In its sole paragraph of Article 1, the LGPD states that all the rules of the aforementioned legislation are applicable to the Union, States, Federal District and Municipalities as controllers or operators of personal data, which justifies the Federal Government's concern to adapt, especially as the effective date of the rules that provide for the sanctions applicable to non-compliance is approaching, which will occur as of August 1, 2021.

The aforementioned set of actions proposed by the Digital Government Secretariat is in line with the Digital Government Strategy (EGD), especially with objectives 10 and 11 of the principle of Trustworthy Government, which, among other things, provides for the delivery of “milestones” necessary for compliance with the LGPD, in order to provide assistance to the bodies of the Information Technology Resources Management System (SISP). The complete EGD can be consulted on the Federal Government website (https://www.gov.br/governodigital/pt-br/EGD2020).

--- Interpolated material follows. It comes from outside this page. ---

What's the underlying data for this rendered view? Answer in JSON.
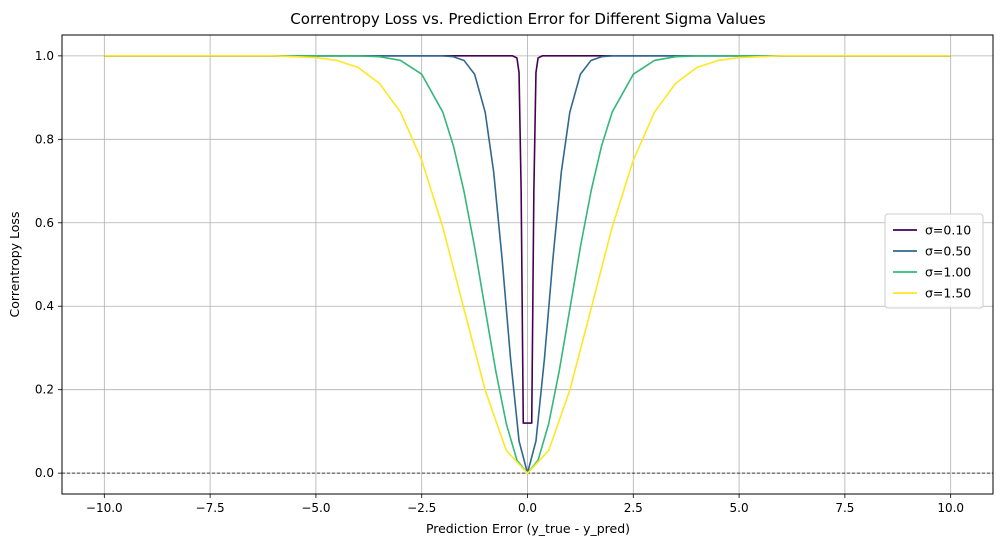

To start the adaptation plan, according to the proposed set of actions, SISP bodies will be invited to respond to the LGPD Adaptation Diagnosis form, where the maturity index of the adaptation process will be assessed, so that implementation methods can be suggested according to the level of each body, which is materialized in the Operational Guides, which are published on the Federal Government website, with constant review.

To date, the guides for the Privacy Governance Program, Personal Data Inventory, Terms of Use, Risk Assessment, Contract Adequacy and Data Protection Impact Report – RIPD are already available.